Inhaltsangabe

Bitcoin-Symbol neben Bankgebäuden.

Finanzwelt Entdeckt Bitcoin: Banken und Elite-Unis Setzen Auf Krypto

Finanzinstitute weltweit, darunter renommierte Universitäten und große Banken, zeigen ein wachsendes Interesse an Bitcoin und Kryptowährungen. Diese Entwicklung wird durch regulatorische Anpassungen und die Einführung von Bitcoin-Spot-ETFs vorangetrieben, was den Zugang für institutionelle Anleger erleichtert und neue Dienstleistungen wie die Verwahrung von Krypto-Assets ermöglicht.

Elite-Universitäten Setzen Auf Bitcoin

Renommierte Universitäten wie Harvard und Brown University haben im zweiten Quartal erhebliche Investitionen in Bitcoin-Spot-ETFs getätigt. Harvard hält eine Position im Wert von über 116 Millionen US-Dollar in BlackRocks IBIT-ETF, was etwa 8 Prozent seines öffentlichen Portfolios ausmacht und sogar seinen Goldbestand übertrifft. Brown University hat seine Bitcoin-Bestände ebenfalls aufgestockt. Diese Investitionen von als konservativ geltenden Institutionen könnten als Signalwirkung für andere Vermögensverwalter und Stiftungen dienen.
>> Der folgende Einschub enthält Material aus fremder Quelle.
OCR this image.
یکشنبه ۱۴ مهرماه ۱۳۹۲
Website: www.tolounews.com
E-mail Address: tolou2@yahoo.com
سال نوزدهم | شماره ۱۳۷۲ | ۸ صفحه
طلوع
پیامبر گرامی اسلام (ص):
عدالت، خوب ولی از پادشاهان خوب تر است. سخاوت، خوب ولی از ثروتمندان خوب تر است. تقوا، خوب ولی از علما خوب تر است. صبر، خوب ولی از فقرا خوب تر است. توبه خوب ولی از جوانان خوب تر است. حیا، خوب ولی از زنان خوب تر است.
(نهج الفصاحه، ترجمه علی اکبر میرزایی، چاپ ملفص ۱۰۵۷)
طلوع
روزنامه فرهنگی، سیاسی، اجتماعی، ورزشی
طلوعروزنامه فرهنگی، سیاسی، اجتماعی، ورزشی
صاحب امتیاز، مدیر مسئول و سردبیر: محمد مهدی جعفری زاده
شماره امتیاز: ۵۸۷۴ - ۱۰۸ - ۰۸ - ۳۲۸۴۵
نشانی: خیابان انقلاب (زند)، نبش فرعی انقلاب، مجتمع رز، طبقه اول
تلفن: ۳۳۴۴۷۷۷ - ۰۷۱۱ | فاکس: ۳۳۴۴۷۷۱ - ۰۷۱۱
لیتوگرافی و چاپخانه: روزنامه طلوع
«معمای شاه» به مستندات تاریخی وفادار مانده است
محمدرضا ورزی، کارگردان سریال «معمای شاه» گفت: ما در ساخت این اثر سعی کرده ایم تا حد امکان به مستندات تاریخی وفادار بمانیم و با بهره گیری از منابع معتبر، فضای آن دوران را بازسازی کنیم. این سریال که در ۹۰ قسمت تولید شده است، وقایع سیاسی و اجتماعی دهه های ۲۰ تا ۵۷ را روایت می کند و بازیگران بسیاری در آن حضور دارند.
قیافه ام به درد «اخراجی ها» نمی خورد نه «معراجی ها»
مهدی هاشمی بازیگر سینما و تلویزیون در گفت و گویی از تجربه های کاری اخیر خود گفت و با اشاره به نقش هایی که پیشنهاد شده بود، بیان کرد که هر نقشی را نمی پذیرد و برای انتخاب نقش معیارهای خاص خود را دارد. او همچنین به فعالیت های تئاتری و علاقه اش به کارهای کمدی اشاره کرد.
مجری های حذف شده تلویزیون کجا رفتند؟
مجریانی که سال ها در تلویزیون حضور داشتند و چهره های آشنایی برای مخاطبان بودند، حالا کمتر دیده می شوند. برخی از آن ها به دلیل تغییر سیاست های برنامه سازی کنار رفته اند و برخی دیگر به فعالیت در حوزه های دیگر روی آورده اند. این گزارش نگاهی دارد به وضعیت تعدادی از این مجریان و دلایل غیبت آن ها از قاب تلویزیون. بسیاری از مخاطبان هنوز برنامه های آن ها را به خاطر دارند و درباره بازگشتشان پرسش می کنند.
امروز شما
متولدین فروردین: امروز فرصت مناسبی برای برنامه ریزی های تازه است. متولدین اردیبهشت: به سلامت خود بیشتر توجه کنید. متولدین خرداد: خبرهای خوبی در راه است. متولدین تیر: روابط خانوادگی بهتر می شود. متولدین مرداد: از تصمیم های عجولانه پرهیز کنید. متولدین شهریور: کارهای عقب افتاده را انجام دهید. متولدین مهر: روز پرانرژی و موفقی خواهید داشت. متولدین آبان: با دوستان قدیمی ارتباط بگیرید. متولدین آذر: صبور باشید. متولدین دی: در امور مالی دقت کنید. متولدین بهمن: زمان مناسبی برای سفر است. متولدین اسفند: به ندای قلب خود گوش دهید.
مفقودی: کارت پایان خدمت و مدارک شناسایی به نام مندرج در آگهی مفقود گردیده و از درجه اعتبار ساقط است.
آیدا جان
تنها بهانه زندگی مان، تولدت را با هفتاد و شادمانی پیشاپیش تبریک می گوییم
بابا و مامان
Regulatorische Meilensteine Erleichtern Bankeneinstieg

Die US-Regulierungsbehörden, einschließlich der SEC, haben entscheidende Schritte unternommen, um den Einstieg von Banken in den Krypto-Bereich zu erleichtern. Die Aufhebung des Staff Accounting Bulletin (SAB) 121 durch die SEC beseitigt eine wesentliche Hürde, die Banken bisher daran hinderte, Krypto-Assets wie Bitcoin zu verwahren. Darüber hinaus haben die Federal Reserve, das Office of the Comptroller of the Currency (OCC) und die Federal Deposit Insurance Corporation (FDIC) klargestellt, dass Banken Krypto-Assets unter Einhaltung bestehender Gesetze und starker Risikokontrollen verwahren dürfen.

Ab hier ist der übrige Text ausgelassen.